Several conversations that we need to determine to complete the CFC for the upcoming uses.

Location

(consulted OT slack, Will, Octavio)

Currently, FarmOS generates some calculated outputs in lat and lon which are helpful in the API for someone visually reviewing the location, but do not follow a convention like geojson or WKT. However, in reality farmOS requires WKT in it's API, mostly because WKT has a nice library and is a pretty efficient transfer format.

Post on chat in OpenTEAM with pluses and minuses -->

@nerds - question.
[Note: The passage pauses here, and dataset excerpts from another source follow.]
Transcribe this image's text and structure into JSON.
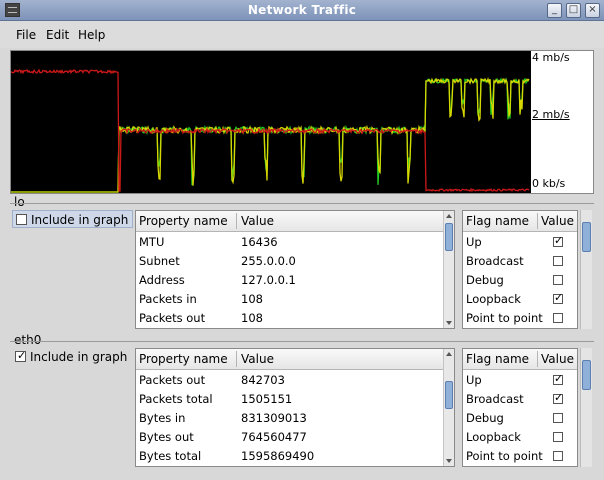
{
  "window": {
    "title": "Network Traffic",
    "icon": "terminal-icon",
    "buttons": {
      "minimize": "_",
      "maximize": "□",
      "close": "×"
    }
  },
  "menu": [
    "File",
    "Edit",
    "Help"
  ],
  "graph": {
    "y_labels": {
      "top": "4 mb/s",
      "mid": "2 mb/s",
      "bottom": "0 kb/s"
    },
    "colors": {
      "background": "#000000",
      "red": "#cc1818",
      "green": "#22cc22",
      "yellow": "#d8d800"
    }
  },
  "interfaces": [
    {
      "name": "lo",
      "include_label": "Include in graph",
      "include_checked": false,
      "property_header": "Property name",
      "value_header": "Value",
      "properties": [
        {
          "name": "MTU",
          "value": "16436"
        },
        {
          "name": "Subnet",
          "value": "255.0.0.0"
        },
        {
          "name": "Address",
          "value": "127.0.0.1"
        },
        {
          "name": "Packets in",
          "value": "108"
        },
        {
          "name": "Packets out",
          "value": "108"
        }
      ],
      "flag_header": "Flag name",
      "flag_value_header": "Value",
      "flags": [
        {
          "name": "Up",
          "checked": true
        },
        {
          "name": "Broadcast",
          "checked": false
        },
        {
          "name": "Debug",
          "checked": false
        },
        {
          "name": "Loopback",
          "checked": true
        },
        {
          "name": "Point to point",
          "checked": false
        }
      ]
    },
    {
      "name": "eth0",
      "include_label": "Include in graph",
      "include_checked": true,
      "property_header": "Property name",
      "value_header": "Value",
      "properties": [
        {
          "name": "Packets out",
          "value": "842703"
        },
        {
          "name": "Packets total",
          "value": "1505151"
        },
        {
          "name": "Bytes in",
          "value": "831309013"
        },
        {
          "name": "Bytes out",
          "value": "764560477"
        },
        {
          "name": "Bytes total",
          "value": "1595869490"
        }
      ],
      "flag_header": "Flag name",
      "flag_value_header": "Value",
      "flags": [
        {
          "name": "Up",
          "checked": true
        },
        {
          "name": "Broadcast",
          "checked": true
        },
        {
          "name": "Debug",
          "checked": false
        },
        {
          "name": "Loopback",
          "checked": false
        },
        {
          "name": "Point to point",
          "checked": false
        }
      ]
    }
  ]
}
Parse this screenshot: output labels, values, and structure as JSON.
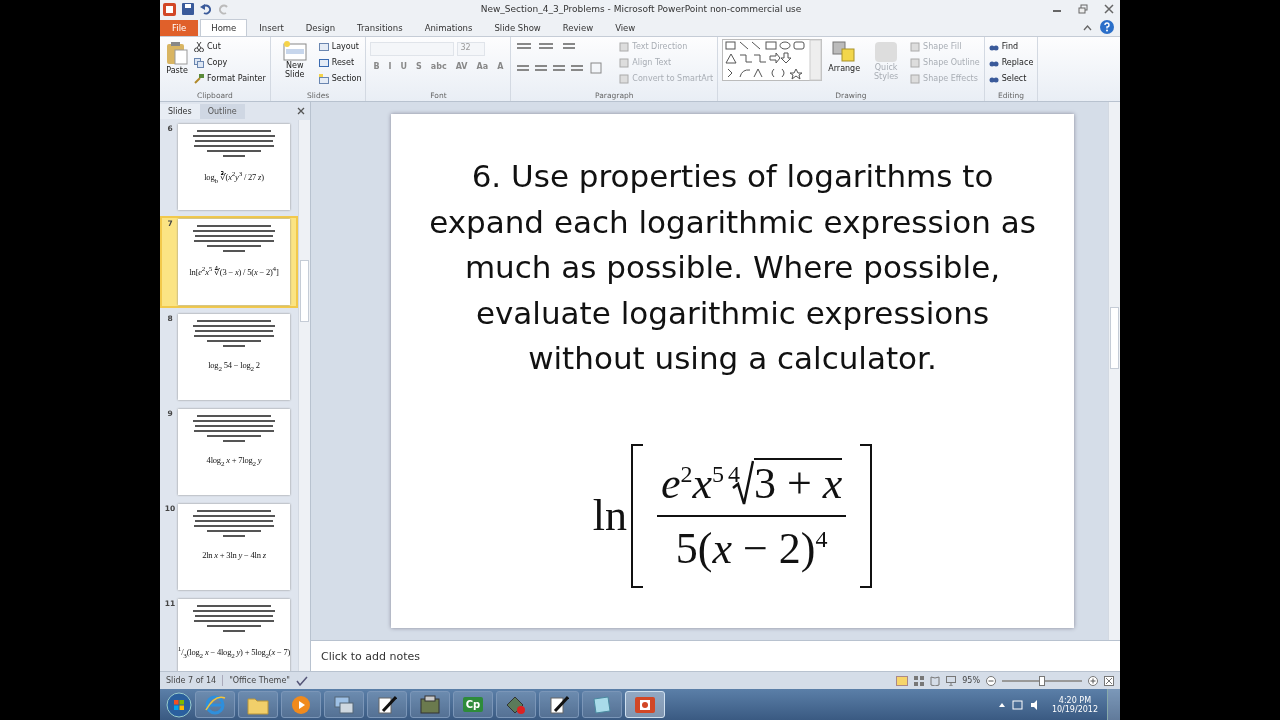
{
  "window": {
    "title": "New_Section_4_3_Problems - Microsoft PowerPoint non-commercial use"
  },
  "tabs": [
    {
      "label": "File",
      "kind": "file",
      "selected": false
    },
    {
      "label": "Home",
      "kind": "tab",
      "selected": true
    },
    {
      "label": "Insert",
      "kind": "tab",
      "selected": false
    },
    {
      "label": "Design",
      "kind": "tab",
      "selected": false
    },
    {
      "label": "Transitions",
      "kind": "tab",
      "selected": false
    },
    {
      "label": "Animations",
      "kind": "tab",
      "selected": false
    },
    {
      "label": "Slide Show",
      "kind": "tab",
      "selected": false
    },
    {
      "label": "Review",
      "kind": "tab",
      "selected": false
    },
    {
      "label": "View",
      "kind": "tab",
      "selected": false
    }
  ],
  "ribbon": {
    "clipboard": {
      "label": "Clipboard",
      "paste": "Paste",
      "cut": "Cut",
      "copy": "Copy",
      "format_painter": "Format Painter"
    },
    "slides": {
      "label": "Slides",
      "new_slide": "New Slide",
      "layout": "Layout",
      "reset": "Reset",
      "section": "Section"
    },
    "font": {
      "label": "Font",
      "font_size": "32",
      "format_buttons": [
        {
          "label": "B"
        },
        {
          "label": "I"
        },
        {
          "label": "U"
        },
        {
          "label": "S"
        },
        {
          "label": "abc"
        },
        {
          "label": "AV"
        },
        {
          "label": "Aa"
        },
        {
          "label": "A"
        }
      ]
    },
    "paragraph": {
      "label": "Paragraph",
      "commands": [
        {
          "label": "Text Direction",
          "disabled": true
        },
        {
          "label": "Align Text",
          "disabled": true
        },
        {
          "label": "Convert to SmartArt",
          "disabled": true
        }
      ]
    },
    "drawing": {
      "label": "Drawing",
      "arrange": "Arrange",
      "quick_styles": {
        "label": "Quick Styles",
        "disabled": true
      },
      "commands": [
        {
          "label": "Shape Fill",
          "disabled": true
        },
        {
          "label": "Shape Outline",
          "disabled": true
        },
        {
          "label": "Shape Effects",
          "disabled": true
        }
      ]
    },
    "editing": {
      "label": "Editing",
      "commands": [
        {
          "label": "Find"
        },
        {
          "label": "Replace"
        },
        {
          "label": "Select"
        }
      ]
    }
  },
  "pane": {
    "tabs": [
      {
        "label": "Slides",
        "selected": true
      },
      {
        "label": "Outline",
        "selected": false
      }
    ],
    "thumbnails": [
      {
        "number": "6",
        "selected": false,
        "formula": "log$_{b}$ ∛(*x*$^{2}$*y*$^{3}$ / 27 *z*)"
      },
      {
        "number": "7",
        "selected": true,
        "formula": "ln[*e*$^{2}$*x*$^{5}$ ∜(3 − *x*) / 5(*x* − 2)$^{4}$]"
      },
      {
        "number": "8",
        "selected": false,
        "formula": "log$_{2}$ 54 − log$_{2}$ 2"
      },
      {
        "number": "9",
        "selected": false,
        "formula": "4log$_{2}$ *x* + 7log$_{2}$ *y*"
      },
      {
        "number": "10",
        "selected": false,
        "formula": "2ln *x* + 3ln *y* − 4ln *z*"
      },
      {
        "number": "11",
        "selected": false,
        "formula": "$^{1}$/$_{3}$(log$_{2}$ *x* − 4log$_{2}$ *y*) + 5log$_{2}$(*x* − 7)"
      }
    ]
  },
  "slide": {
    "title": "6. Use properties of logarithms to expand each logarithmic expression as much as possible.  Where possible, evaluate logarithmic expressions without using a calculator.",
    "formula": {
      "function": "ln",
      "numerator": "*e*$^{2}$*x*$^{5}$",
      "root_index": "4",
      "radicand": "3 + *x*",
      "denominator": "5(*x* − 2)$^{4}$"
    }
  },
  "notes": {
    "placeholder": "Click to add notes"
  },
  "status_bar": {
    "slide_info": "Slide 7 of 14",
    "theme": "\"Office Theme\"",
    "zoom": "95%",
    "zoom_slider": {
      "level": 0.5
    }
  },
  "taskbar": {
    "apps": [
      {
        "kind": "browser",
        "selected": false
      },
      {
        "kind": "folder",
        "selected": false
      },
      {
        "kind": "media",
        "selected": false
      },
      {
        "kind": "tool",
        "selected": false
      },
      {
        "kind": "pen",
        "selected": false
      },
      {
        "kind": "archive",
        "selected": false
      },
      {
        "kind": "text",
        "label": "Cp",
        "selected": false
      },
      {
        "kind": "recorder",
        "selected": false
      },
      {
        "kind": "pen",
        "selected": false
      },
      {
        "kind": "notes",
        "selected": false
      },
      {
        "kind": "presentation",
        "selected": true
      }
    ],
    "time": "4:20 PM",
    "date": "10/19/2012"
  }
}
I'm looking at WKT and GeoJSON to use in the common farm format schema. The main goal of this schema is as a 'file transfer format' to move data around and/or to push data into models or other outputs. There are many entities (fields, farms, etc.) that have locations so this is an important attribute.Here's what chat gpt has to say (nice summary): https://chat.openai.com/share/87cd9393-171e-4aa3-a8c5-9117daf74bb0GeoJSON:

GeoJSON

  • plus: parsable by default without libraries because it's an object
  • plus: broadly used in many places
  • plus: not lossy (can contain all information of all other formats without loss, even Shape)
  • minus: more wordy

WKT

  • plus: less wordy, more efficient
  • minus: more lossy compared to GeoJSON and other formats like Shape)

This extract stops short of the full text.